A caste system formed in Mexico during this time. There were criollos, or people with Spanish blood. They thought these people were upper-class and important. They were landowners and controlled the economy. There were also mestizos, or people with “mixed” blood. Mestizos were the majority class, but they had the least power and wealth. This system was called La Encomienda and was very unfair. Only criollos could own land. They treated the mestizos poorly. They made the mestizos work the land and treated them like enslaved people.
From 1810 to 1821, Mexico waged a war for its independence. At the end of the war, Mexico was free from Spanish and European rule. When this war ended, mestizos became even more unhappy at their treatment. They believed they should hold more power and land. A new constitution in 1857 promised more equality, better economic opportunity, and a fair justice system.
Porfirio Díaz became president in 1876. He seemed to be a leader with good intentions. Díaz built roads and railroads. He started policies for economic improvement. The longer Díaz held the presidency, the more people questioned his power.
Rural people didn’t see the same benefits as those in cities. Wealth seemed to flow only to the privileged. Díaz again ran for re-election in 1910. He jailed his chief opponent, Francisco Madero. Madero believed in bringing democracy back to a government that Díaz had turned into a dictatorship.

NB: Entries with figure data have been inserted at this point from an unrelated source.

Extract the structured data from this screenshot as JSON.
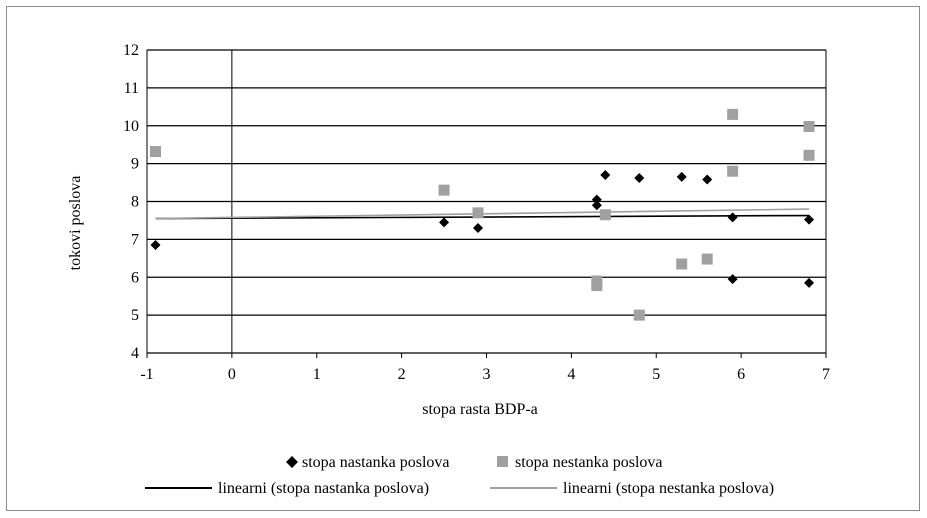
{
  "chart_data": {
    "type": "scatter",
    "title": "",
    "xlabel": "stopa rasta BDP-a",
    "ylabel": "tokovi poslova",
    "xlim": [
      -1,
      7
    ],
    "ylim": [
      4,
      12
    ],
    "x_ticks": [
      "-1",
      "0",
      "1",
      "2",
      "3",
      "4",
      "5",
      "6",
      "7"
    ],
    "y_ticks": [
      "4",
      "5",
      "6",
      "7",
      "8",
      "9",
      "10",
      "11",
      "12"
    ],
    "grid": "horizontal",
    "legend_position": "bottom",
    "series": [
      {
        "name": "stopa nastanka poslova",
        "marker": "diamond",
        "color": "#000000",
        "points": [
          {
            "x": -0.9,
            "y": 6.85
          },
          {
            "x": 2.5,
            "y": 7.45
          },
          {
            "x": 2.9,
            "y": 7.3
          },
          {
            "x": 4.3,
            "y": 8.05
          },
          {
            "x": 4.3,
            "y": 7.9
          },
          {
            "x": 4.4,
            "y": 8.7
          },
          {
            "x": 4.8,
            "y": 8.62
          },
          {
            "x": 5.3,
            "y": 8.65
          },
          {
            "x": 5.6,
            "y": 8.58
          },
          {
            "x": 5.9,
            "y": 7.58
          },
          {
            "x": 5.9,
            "y": 5.95
          },
          {
            "x": 6.8,
            "y": 7.52
          },
          {
            "x": 6.8,
            "y": 5.85
          }
        ]
      },
      {
        "name": "stopa nestanka poslova",
        "marker": "square",
        "color": "#a0a0a0",
        "points": [
          {
            "x": -0.9,
            "y": 9.32
          },
          {
            "x": 2.5,
            "y": 8.3
          },
          {
            "x": 2.9,
            "y": 7.7
          },
          {
            "x": 4.3,
            "y": 5.9
          },
          {
            "x": 4.3,
            "y": 5.78
          },
          {
            "x": 4.4,
            "y": 7.65
          },
          {
            "x": 4.8,
            "y": 5.0
          },
          {
            "x": 5.3,
            "y": 6.35
          },
          {
            "x": 5.6,
            "y": 6.48
          },
          {
            "x": 5.9,
            "y": 10.3
          },
          {
            "x": 5.9,
            "y": 8.8
          },
          {
            "x": 6.8,
            "y": 9.98
          },
          {
            "x": 6.8,
            "y": 9.22
          }
        ]
      }
    ],
    "trendlines": [
      {
        "name": "linearni (stopa nastanka poslova)",
        "color": "#000000",
        "x": [
          -0.9,
          6.8
        ],
        "y": [
          7.55,
          7.63
        ]
      },
      {
        "name": "linearni (stopa nestanka poslova)",
        "color": "#a0a0a0",
        "x": [
          -0.9,
          6.8
        ],
        "y": [
          7.55,
          7.8
        ]
      }
    ]
  }
}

With Díaz president again in October 1910, Mexican people saw no hope for honest elections. Madero fled to the United States. On November 20, 1910, while living in Texas, he urged people to revolt against Díaz. No major battles took place that day. The date marks the start of the Mexican Revolution. Díaz resigned and left Mexico in May 1911. Madero returned from exile and was elected president that same year.
For the next 10 years, a few battles took place. Famous revolutionaries like Pancho Villa, Emiliano Zapata, and Venustiano Carranza organized forces. Over the course of the civil war, hundreds of thousands of Mexicans died.
A new constitution in 1917 brought education and workforce reforms. Schooling was free and mandatory for the first time. It urged the government to care for the social and economic well-being of all Mexicans. Many believe the war ended in 1920, though fighting continued for several more years. Only in 1934, when Lázaro Cárdenas became president, did democracy really replace dictators in Mexico.
The Mexican Revolution was the first war to be recorded on film. It also brought about a program using artists to tell the story of the revolution. Muralists like Diego Rivera and José Clemente Orozco painted on the walls of public buildings. Their works told the tales of the war and recorded the lives of everyday people. For a country with a high illiteracy rate before schooling was widely available, these paintings were educational.
Corridos, or storytelling songs, shared tales from the revolution. Leaders receive heroic treatment in these songs. They shamed rulers who treated Mexican people poorly. Each Mexican state has its own corrido that retells important events. These songs remain important today in remembering Mexican history.